Es decir, la baja tasa de desocupación en México enmascara un problema más profundo en una parte importante de la mano de obra mexicana: la de los trabajadores con empleos desprotegidos, con bajos ingresos y en condiciones laborales inadecuadas; empleos que la Organización Internacional del Trabajo (OIT) define como precarios porque la falta de seguridad en una plaza laboral evidencia que no hay un contrato de trabajo, cuya suscripción debe comprender   una concertación legal de trabajo temporal a tiempo fijo, a domicilio o una subcontratación.  

Los mexicanos, pues, no tienen una fuente de ingresos estable que les permita sobrellevar la situación cuando no tienen empleos, por lo que están obligados a emplearse en cualquier tipo de trabajo con tal de llevar alimentos a sus familias.

Este elemento, junto a la inexistencia de seguros de desempleo y el bajo nivel de ahorro en la mayor parte de la población nacional –debido obviamente a los bajos ingresos laborales– propicia que sólo un número pequeño de trabajadores permanezcan desempleados largo tiempo y que la mayoría se vea obligada a ocuparse en cualquier tipo de trabajos, muchos de los cuales se caracterizan por las bajas remuneraciones y la falta de condiciones mínimas de seguridad laboral y protección social.
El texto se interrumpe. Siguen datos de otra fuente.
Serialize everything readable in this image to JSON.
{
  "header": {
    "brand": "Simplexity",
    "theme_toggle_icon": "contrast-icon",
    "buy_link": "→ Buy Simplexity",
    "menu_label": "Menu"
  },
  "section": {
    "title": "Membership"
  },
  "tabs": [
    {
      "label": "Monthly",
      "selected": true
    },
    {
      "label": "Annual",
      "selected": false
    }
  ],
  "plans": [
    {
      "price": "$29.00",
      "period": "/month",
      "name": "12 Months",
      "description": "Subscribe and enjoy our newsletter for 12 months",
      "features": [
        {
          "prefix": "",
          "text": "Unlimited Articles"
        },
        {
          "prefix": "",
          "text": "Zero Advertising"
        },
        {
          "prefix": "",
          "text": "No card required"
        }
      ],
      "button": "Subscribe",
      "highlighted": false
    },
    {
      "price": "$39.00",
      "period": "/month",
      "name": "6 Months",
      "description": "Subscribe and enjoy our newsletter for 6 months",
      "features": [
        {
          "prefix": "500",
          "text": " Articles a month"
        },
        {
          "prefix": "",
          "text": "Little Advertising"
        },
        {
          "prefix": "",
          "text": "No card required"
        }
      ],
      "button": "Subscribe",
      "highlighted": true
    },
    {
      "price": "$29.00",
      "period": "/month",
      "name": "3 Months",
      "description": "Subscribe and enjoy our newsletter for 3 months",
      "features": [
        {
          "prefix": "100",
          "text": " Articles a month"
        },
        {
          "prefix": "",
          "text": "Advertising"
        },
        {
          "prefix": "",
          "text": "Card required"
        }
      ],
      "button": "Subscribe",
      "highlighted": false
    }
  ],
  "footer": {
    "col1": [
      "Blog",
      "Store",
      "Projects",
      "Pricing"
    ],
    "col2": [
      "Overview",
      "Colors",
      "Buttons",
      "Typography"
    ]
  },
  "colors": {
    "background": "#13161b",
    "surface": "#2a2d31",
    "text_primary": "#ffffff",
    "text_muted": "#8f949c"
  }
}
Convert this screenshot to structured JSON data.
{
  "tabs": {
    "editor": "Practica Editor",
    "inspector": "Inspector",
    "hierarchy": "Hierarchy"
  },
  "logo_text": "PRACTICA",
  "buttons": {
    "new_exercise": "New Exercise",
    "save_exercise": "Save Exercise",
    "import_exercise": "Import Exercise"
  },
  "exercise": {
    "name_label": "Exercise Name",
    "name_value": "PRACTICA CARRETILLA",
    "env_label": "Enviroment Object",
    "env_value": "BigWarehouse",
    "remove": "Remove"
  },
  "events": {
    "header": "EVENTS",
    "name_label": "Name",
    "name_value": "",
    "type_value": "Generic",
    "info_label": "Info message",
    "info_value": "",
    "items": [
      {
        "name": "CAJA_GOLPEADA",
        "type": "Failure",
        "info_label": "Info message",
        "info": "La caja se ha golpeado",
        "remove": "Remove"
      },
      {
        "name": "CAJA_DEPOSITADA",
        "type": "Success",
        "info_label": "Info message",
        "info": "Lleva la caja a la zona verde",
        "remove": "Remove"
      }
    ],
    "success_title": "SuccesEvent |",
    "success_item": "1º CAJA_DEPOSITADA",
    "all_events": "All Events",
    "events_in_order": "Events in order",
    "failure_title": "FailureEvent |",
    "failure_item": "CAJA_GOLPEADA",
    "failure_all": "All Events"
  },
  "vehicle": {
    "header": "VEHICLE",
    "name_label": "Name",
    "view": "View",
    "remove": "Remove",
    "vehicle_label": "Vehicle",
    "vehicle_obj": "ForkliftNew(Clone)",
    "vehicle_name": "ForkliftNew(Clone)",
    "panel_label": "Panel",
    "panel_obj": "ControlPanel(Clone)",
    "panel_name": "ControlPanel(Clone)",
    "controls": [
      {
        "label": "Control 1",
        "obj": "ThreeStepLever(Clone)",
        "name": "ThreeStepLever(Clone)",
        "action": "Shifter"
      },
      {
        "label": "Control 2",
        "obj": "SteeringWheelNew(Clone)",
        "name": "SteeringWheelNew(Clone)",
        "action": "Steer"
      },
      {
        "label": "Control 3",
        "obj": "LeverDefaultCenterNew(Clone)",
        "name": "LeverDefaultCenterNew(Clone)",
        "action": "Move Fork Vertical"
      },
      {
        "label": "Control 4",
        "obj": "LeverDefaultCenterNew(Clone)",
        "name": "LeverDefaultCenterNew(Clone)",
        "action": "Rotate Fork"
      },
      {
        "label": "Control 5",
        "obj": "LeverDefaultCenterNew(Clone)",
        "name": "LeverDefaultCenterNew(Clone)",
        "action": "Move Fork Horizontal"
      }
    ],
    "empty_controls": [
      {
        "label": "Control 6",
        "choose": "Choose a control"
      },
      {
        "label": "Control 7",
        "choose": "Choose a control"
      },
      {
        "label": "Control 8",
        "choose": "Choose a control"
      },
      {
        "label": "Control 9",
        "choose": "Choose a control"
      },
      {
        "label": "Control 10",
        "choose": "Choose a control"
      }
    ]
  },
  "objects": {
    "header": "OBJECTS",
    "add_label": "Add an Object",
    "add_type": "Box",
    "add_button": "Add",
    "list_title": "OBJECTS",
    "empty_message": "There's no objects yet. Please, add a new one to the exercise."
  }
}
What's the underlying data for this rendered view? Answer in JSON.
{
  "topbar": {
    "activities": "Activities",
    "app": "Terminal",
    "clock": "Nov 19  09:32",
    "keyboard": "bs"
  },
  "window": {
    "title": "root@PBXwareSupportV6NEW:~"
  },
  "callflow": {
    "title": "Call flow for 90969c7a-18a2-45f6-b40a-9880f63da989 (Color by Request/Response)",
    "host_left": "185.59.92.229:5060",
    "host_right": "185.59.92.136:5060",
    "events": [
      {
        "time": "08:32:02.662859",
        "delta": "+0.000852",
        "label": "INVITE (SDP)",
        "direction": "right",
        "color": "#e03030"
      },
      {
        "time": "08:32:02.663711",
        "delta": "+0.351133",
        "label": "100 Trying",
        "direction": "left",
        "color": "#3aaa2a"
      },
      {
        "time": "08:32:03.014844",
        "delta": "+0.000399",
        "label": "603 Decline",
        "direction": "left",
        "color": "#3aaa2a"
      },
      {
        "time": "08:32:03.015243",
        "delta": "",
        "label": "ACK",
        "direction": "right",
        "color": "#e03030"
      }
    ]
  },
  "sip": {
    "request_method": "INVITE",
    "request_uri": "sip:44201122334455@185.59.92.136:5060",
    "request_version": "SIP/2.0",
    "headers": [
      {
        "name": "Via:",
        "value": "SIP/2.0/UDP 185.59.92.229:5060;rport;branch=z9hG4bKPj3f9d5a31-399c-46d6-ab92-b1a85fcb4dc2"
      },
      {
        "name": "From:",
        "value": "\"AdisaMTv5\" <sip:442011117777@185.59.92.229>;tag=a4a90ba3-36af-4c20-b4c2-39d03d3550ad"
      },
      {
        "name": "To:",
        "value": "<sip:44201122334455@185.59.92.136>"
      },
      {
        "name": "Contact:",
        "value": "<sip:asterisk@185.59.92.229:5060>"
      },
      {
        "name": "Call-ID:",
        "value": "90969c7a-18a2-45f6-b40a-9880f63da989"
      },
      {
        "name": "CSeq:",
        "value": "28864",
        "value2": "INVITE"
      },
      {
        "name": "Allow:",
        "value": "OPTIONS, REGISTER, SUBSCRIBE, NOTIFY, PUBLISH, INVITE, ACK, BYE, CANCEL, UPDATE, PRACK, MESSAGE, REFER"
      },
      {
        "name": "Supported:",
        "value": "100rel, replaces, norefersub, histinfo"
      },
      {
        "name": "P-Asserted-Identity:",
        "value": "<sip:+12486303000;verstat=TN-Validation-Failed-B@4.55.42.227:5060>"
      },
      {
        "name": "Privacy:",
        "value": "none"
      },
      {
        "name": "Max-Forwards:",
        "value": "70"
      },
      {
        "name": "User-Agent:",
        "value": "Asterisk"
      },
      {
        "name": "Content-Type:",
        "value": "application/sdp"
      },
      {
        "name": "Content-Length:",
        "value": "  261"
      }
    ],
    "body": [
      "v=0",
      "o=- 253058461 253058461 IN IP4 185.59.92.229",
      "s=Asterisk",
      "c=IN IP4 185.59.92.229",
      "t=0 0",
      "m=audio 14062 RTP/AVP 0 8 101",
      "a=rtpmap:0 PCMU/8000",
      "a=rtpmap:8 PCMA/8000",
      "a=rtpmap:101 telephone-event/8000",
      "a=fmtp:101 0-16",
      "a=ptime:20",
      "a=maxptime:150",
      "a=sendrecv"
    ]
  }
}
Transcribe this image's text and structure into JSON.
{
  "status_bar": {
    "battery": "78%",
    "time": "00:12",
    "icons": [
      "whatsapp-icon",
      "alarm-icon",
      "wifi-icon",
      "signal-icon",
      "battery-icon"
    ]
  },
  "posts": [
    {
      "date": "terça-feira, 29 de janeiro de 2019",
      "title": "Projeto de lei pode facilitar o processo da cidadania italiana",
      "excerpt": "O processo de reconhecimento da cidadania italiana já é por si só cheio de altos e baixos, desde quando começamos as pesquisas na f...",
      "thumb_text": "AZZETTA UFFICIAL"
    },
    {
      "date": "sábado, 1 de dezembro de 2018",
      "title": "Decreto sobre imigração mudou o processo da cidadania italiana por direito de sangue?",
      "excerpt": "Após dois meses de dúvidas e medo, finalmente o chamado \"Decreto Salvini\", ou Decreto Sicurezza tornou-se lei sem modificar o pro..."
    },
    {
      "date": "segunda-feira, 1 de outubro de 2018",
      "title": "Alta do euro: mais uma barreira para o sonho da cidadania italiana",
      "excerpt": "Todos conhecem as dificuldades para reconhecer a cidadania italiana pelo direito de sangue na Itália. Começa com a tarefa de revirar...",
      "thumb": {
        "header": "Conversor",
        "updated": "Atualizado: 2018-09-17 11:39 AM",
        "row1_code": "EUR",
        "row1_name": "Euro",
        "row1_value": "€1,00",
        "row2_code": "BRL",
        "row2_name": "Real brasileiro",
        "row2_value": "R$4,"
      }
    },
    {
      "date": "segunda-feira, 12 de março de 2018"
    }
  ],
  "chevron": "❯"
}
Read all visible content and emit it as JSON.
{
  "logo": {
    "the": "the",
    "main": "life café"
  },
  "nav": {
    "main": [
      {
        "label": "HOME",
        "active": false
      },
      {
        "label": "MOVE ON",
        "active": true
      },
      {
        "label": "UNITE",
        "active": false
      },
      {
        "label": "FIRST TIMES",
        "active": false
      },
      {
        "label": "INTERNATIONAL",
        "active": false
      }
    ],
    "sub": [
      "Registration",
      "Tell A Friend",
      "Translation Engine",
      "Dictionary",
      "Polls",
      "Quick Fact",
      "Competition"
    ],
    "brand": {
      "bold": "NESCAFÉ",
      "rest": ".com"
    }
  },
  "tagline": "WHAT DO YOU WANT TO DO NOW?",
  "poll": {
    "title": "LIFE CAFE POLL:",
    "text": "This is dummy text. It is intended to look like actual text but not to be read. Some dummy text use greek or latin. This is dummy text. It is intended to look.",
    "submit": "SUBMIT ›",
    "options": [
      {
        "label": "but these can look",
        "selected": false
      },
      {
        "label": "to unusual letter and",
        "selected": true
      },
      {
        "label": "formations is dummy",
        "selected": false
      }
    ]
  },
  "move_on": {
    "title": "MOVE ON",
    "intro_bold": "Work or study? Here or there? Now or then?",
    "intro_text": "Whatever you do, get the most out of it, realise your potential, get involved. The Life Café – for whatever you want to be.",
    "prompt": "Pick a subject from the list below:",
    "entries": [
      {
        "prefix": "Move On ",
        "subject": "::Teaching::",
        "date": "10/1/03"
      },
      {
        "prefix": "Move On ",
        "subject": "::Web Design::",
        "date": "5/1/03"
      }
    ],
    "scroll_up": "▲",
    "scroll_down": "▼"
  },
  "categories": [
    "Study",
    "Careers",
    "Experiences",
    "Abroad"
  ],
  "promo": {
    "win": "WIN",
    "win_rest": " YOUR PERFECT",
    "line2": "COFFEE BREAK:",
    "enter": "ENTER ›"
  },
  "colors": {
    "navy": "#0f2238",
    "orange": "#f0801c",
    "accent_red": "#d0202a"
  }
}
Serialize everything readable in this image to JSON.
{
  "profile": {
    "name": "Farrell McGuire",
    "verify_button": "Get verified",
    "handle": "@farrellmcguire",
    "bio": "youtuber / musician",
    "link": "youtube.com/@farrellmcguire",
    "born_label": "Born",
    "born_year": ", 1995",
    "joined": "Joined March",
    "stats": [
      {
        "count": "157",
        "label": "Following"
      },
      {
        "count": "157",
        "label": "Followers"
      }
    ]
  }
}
Esto se traduce en un nivel de ocupación alto, donde los empleos predominantes son mal remunerados y de baja calidad, dando lugar al fenómeno del subempleo.

La situación del mercado laboral en México no es una cuestión aislada y no podemos analizarla sin tomar en cuenta el contexto en el que se halla circunscrita. El país ha experimentado transformaciones a partir de la década de los años 80, a raíz de la crisis del modelo de industrialización anterior por errores internos y la consiguiente implantación de un modelo económico de corte neoliberal, en el que se privilegia al gran capital.

Esto ha tenido un impacto importante en el conjunto de la economía, particularmente en el mercado laboral, afectando a variables como el ingreso, la calidad de los empleos disponibles y el subempleo. Es necesaria una reconducción de la política económica que priorice el bienestar de las clases trabajadoras, pero esto sólo es posible con la implantación de un nuevo modelo económico que tenga carácter popular y nacionalista.